Venezuela’s opposition mounted fresh nationwide protests Wednesday to push for a vote on driving President Nicolas Maduro from power in the crisis-stricken country, AFP reports:
A week after a mass demonstration in the capital, supporters of the opposition MUD coalition rallied near offices of the electoral authorities demanding a recall referendum against Maduro by the end of the year….Protests were called nationwide outside the local offices of the National Electoral Council (CNE), which is accused of stalling a referendum. In Caracas, the opposition called its supporters to stop all activity for 10 minutes at noon (1600 GMT).
“The opposition’s road map is to try to keep people participating. The challenge is to stay active and peaceful in the street while pushing a referendum,” said political analyst Luis Vicente Leon.
Power, shorn of authority, is inherently unstable. In Venezuela, it’s hard to shake the sense that we’re witnessing the final days of chavismo, analyst Francisco Toro writes for The Atlantic:
What began as a hopeful experiment is ending in the kind of economic and institutional devastation rarely seen beyond the battlefield. How long it might all take to play out, and how much more damage the regime might still do on its way out, is uncertain. But in the wake of #VillaRosa, it’s a question of when, not if.
“The government’s response strategy is detached from reality,” said Dimitris Pantoulas, a fellow at Caracas’s business school IESA. “More hard months lie ahead, as this government becomes ever more authoritarian,” he told The Wall Street Journal.
The two sides “want to annihilate each other,” said sociologist Maryclen Stelling. “And unfortunately in war, anything goes.”
Foreign correspondents have recently been denied entry and a reporter for the Miami Herald was deported. Alleged pro-government protesters have hurled Molotov cocktails and excrement at the offices of the last remaining national opposition-leaning newspaper, while local journalists have been detained and questioned by intelligence agents, and television crews threatened by supposed leftist loyalists.
Critics say the government’s toughening restrictions on the media reflect a wider clampdown on dissent in the face of mass protests and calls for the resignation of unpopular president Nicolás Maduro.
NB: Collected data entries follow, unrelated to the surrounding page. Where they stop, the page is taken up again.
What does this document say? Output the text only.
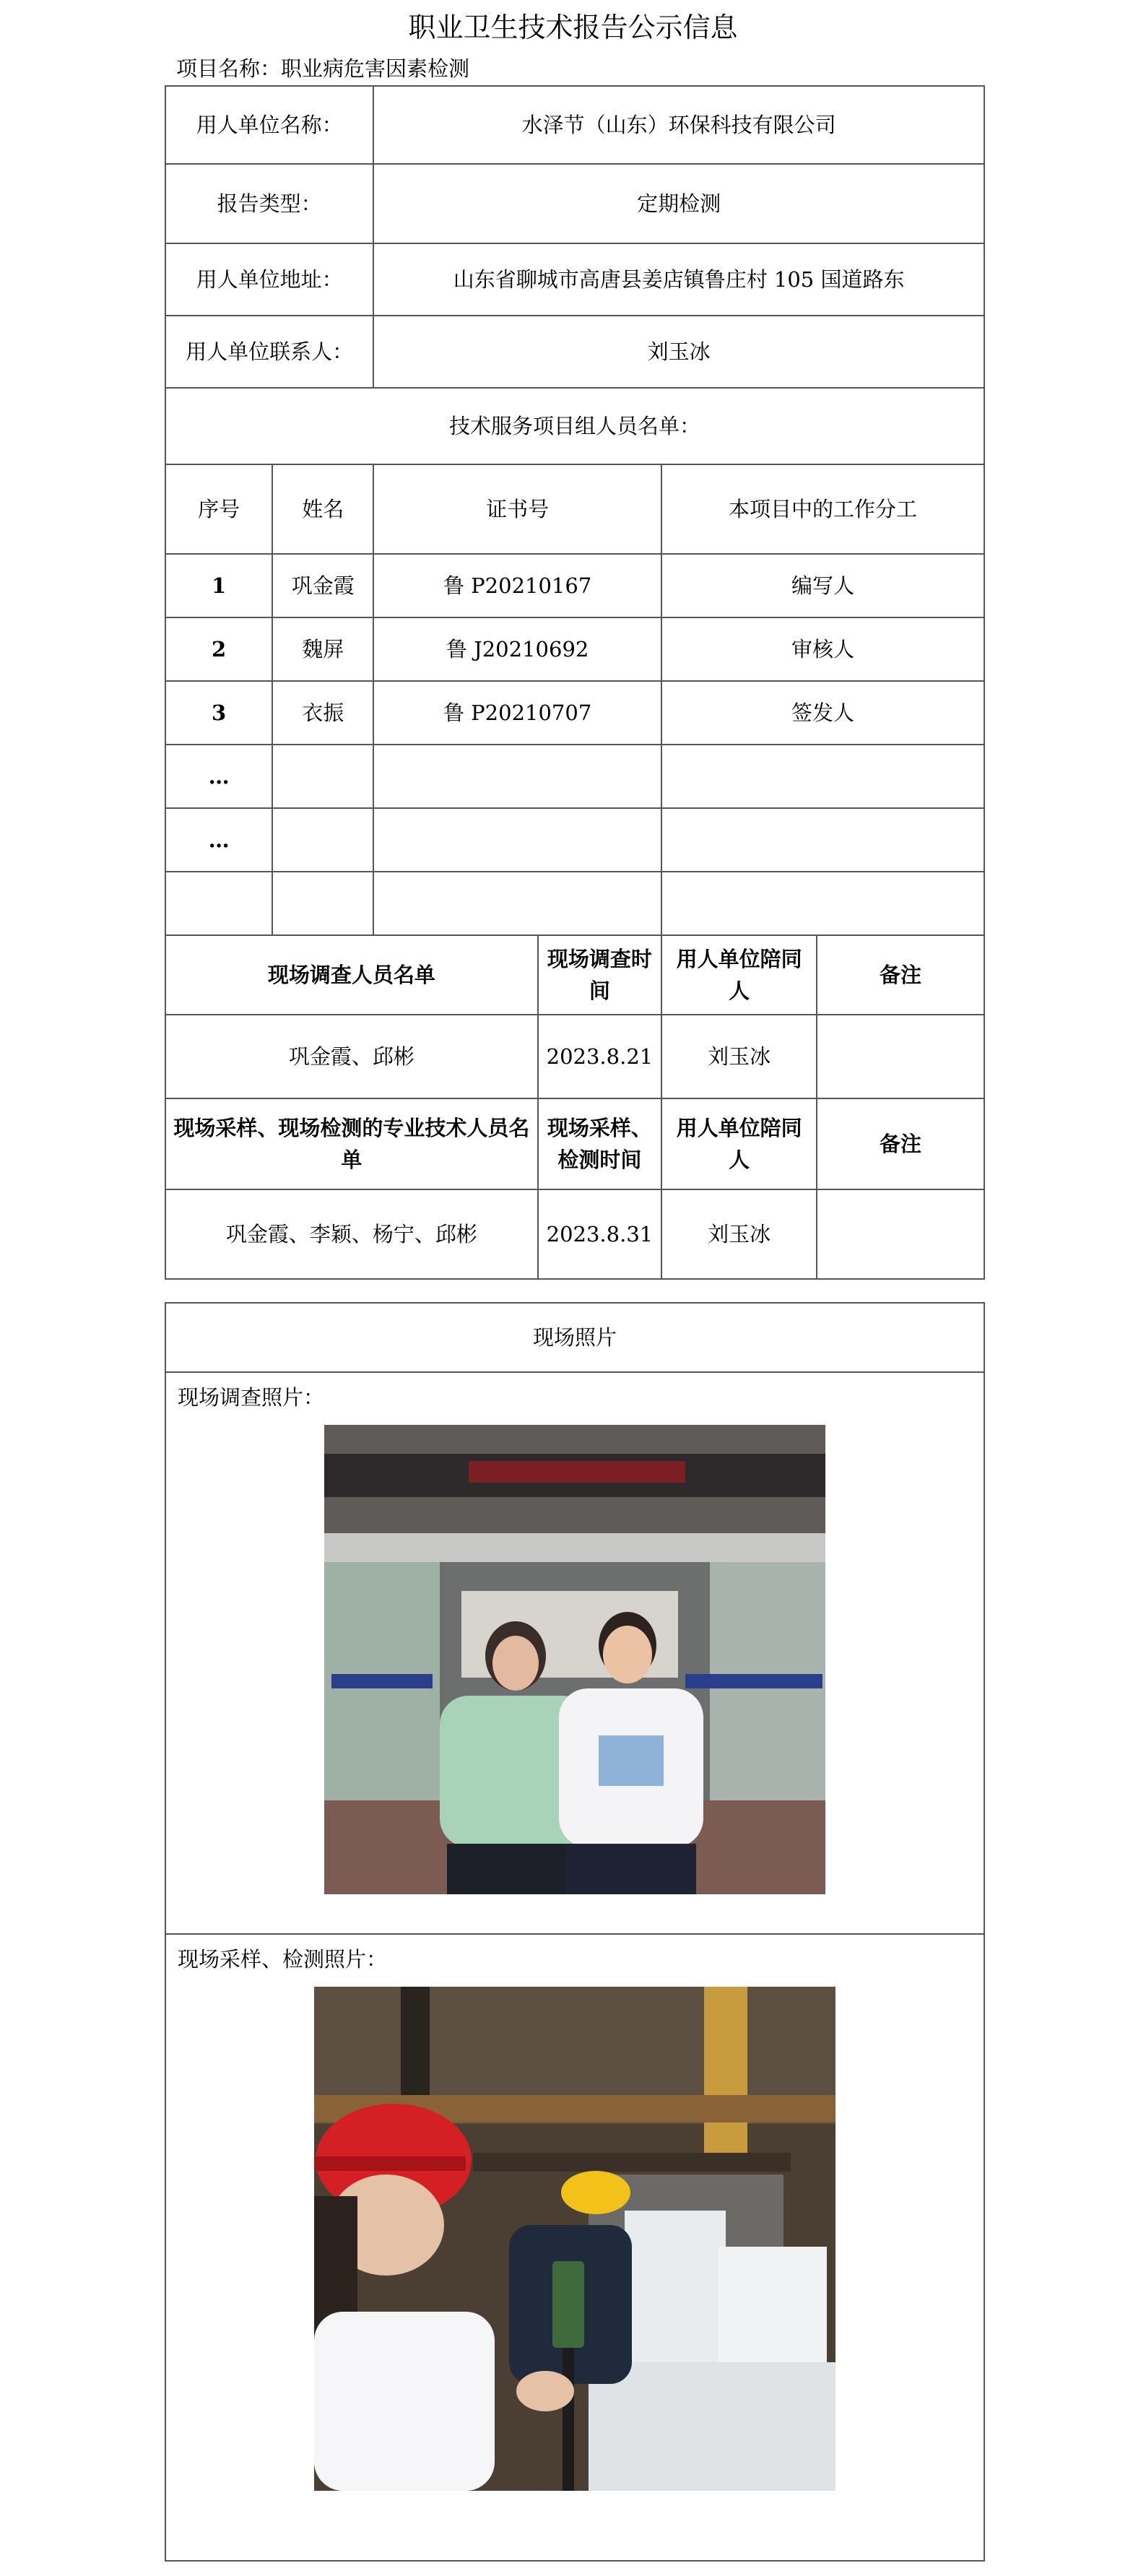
职业卫生技术报告公示信息
项目名称：职业病危害因素检测
用人单位名称：		水泽节（山东）环保科技有限公司			
报告类型：		定期检测			
用人单位地址：		山东省聊城市高唐县姜店镇鲁庄村 105 国道路东			
用人单位联系人：		刘玉冰			
技术服务项目组人员名单：					
序号	姓名	证书号		本项目中的工作分工	
1	巩金霞	鲁 P20210167		编写人	
2	魏屏	鲁 J20210692		审核人	
3	衣振	鲁 P20210707		签发人	
…					
…					

现场调查人员名单			现场调查时间	用人单位陪同人	备注
巩金霞、邱彬			2023.8.21	刘玉冰	
现场采样、现场检测的专业技术人员名单			现场采样、检测时间	用人单位陪同人	备注
巩金霞、李颖、杨宁、邱彬			2023.8.31	刘玉冰	
现场照片

现场调查照片：

现场采样、检测照片：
Last week a crowd of hungry Venezuelans chased and heckled Maduro through the streets of Margarita Island (see video above).
Foro Penal, a rights group, said authorities arrested dozens of people after the heckling, the FT notes:
On Saturday, Braulio Jatar, director of the Margarita-based website Reporte Confidencial, was arrested and his house raided by intelligence agents after reporting on the protest. His brother-in-law, Harvard economist Ricardo Hausmann, slammed “the abuse and oppression of Venezuela’s dictatorship”.